Issa Qaraqe, the Palestinian Authority’s commissioner of prisoner affairs, told the official Voice of Palestine Radio on Tuesday, “The goal of this law is not only theft, but to delegitimize the Palestinian struggle, which is represented by our martyrs and prisoners, by branding them as criminals and terrorists.”
“What they don’t know is that no Palestinian is willing to abandon our martyrs and prisoners — people who have sacrificed for our national struggle,” he said. “This is our national duty and we will not abandon it. So the government will continue to pay these stipends to the families, even if we are in financial crisis.”
In March, Prime Minister Benjamin Netanyahu of Israel praised the United States government for passing a law that suspended some financial aid to the Palestinians over the stipends paid to families of Palestinians killed or jailed in fighting with Israel. That law was named the Taylor Force Act, after an American killed in Israel by a Palestinian in 2016. Mr. Force’s father, Stuart Force, attended the debate and the vote in the Knesset.
Israel collects more than $100 million a month in customs and other taxes on behalf of the Palestinian Authority, which makes up a significant portion of the Palestinian budget. Israel has impounded the money for periods in the past, as a punitive measure or to pressure the Palestinian leadership.
In 2015, Israel suspended the tax transfers for several months in response to a Palestinian move to join the International Criminal Court.
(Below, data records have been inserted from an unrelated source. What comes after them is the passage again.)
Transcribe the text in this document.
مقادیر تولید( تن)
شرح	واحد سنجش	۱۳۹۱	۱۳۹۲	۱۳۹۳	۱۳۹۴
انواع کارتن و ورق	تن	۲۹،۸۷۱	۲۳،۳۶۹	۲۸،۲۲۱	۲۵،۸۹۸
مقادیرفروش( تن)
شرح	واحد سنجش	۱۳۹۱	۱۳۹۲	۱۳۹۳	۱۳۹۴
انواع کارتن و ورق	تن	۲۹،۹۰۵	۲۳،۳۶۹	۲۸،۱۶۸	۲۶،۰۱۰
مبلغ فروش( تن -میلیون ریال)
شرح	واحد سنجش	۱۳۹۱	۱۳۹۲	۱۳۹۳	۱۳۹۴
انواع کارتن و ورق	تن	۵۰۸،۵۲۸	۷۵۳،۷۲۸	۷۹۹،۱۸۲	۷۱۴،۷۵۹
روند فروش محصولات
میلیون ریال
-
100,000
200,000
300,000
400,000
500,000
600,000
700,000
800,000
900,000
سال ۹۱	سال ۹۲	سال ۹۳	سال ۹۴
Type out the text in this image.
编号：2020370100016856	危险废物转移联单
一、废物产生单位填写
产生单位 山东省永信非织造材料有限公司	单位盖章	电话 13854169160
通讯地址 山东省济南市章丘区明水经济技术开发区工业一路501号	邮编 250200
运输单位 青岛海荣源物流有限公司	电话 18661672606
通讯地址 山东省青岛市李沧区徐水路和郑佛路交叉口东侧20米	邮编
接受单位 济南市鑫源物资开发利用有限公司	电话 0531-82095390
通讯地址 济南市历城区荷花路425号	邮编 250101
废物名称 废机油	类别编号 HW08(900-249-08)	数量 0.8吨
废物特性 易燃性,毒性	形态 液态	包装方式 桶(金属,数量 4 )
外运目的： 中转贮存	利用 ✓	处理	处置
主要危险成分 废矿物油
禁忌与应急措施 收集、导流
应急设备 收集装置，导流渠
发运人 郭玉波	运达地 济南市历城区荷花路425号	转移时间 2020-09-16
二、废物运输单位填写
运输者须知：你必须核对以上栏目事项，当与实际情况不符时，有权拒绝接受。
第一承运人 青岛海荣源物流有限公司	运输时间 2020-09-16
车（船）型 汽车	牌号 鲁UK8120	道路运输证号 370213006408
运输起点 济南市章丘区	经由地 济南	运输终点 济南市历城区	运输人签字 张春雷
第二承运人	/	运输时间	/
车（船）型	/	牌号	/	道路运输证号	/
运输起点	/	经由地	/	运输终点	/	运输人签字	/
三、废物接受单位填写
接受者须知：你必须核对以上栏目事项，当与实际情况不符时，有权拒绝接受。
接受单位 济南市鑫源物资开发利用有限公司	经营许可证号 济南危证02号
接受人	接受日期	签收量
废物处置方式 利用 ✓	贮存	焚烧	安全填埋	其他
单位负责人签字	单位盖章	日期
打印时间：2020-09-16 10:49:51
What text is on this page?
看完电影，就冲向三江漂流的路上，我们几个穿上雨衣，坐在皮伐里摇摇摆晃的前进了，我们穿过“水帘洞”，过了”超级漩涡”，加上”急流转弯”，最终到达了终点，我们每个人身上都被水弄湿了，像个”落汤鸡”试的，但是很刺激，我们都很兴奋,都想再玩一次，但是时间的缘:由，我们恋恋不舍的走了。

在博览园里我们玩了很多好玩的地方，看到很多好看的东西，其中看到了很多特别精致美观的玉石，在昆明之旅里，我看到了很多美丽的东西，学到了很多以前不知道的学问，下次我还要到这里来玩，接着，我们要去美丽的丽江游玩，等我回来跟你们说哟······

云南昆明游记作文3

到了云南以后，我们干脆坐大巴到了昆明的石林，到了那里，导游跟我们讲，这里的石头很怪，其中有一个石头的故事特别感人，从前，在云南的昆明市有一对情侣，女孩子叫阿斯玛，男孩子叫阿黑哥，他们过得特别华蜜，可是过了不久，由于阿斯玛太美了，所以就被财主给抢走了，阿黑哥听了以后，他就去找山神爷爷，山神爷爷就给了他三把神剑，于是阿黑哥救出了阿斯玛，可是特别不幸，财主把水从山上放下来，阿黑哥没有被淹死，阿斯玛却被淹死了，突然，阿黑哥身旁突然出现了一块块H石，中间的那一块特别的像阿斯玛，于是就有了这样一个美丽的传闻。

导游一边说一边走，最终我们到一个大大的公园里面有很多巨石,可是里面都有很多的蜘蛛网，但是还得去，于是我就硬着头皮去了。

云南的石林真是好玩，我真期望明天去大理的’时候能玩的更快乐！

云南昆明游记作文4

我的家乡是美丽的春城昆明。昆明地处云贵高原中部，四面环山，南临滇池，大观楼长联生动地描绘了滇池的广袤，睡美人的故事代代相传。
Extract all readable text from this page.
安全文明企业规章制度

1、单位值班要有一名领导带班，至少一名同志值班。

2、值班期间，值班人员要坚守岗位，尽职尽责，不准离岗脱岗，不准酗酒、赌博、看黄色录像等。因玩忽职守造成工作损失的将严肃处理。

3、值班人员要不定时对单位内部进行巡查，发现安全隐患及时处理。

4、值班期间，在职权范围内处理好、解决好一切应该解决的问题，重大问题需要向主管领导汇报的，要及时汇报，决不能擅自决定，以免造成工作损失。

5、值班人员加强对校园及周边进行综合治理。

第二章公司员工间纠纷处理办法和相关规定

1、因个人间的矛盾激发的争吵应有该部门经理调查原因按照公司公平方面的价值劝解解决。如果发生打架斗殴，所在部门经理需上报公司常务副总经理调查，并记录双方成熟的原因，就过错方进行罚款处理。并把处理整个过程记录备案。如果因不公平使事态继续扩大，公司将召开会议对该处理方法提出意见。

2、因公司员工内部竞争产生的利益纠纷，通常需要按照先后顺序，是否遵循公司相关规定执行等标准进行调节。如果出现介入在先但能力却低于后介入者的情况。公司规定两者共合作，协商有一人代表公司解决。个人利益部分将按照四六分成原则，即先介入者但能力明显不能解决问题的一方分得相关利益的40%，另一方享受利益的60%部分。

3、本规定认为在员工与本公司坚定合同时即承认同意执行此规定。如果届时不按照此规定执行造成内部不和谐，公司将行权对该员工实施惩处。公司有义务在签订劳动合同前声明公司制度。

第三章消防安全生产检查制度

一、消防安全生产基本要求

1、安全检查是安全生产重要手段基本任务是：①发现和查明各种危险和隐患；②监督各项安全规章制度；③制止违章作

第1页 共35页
The accrued funds were eventually released, partly in response to a recommendation from Israel’s security establishment, which feared that depriving the Palestinian Authority of resources undermined stability in its territory, working against Israel’s interests.
Australia said on Monday that it was ending direct aid to the Palestinian Authority for fear that some of it would end up funding “activities that Australia would never support,” and that its annual $10 million in direct funding would be redirected to meet Palestinian needs through a United Nations humanitarian fund.
Julie Bishop, the Australian foreign minister, said in a statement, “Any assistance provided by the Palestine Liberation Organization to those convicted of politically motivated violence is an affront to Australian values, and undermines the prospect of meaningful peace between Israel and the Palestinians.”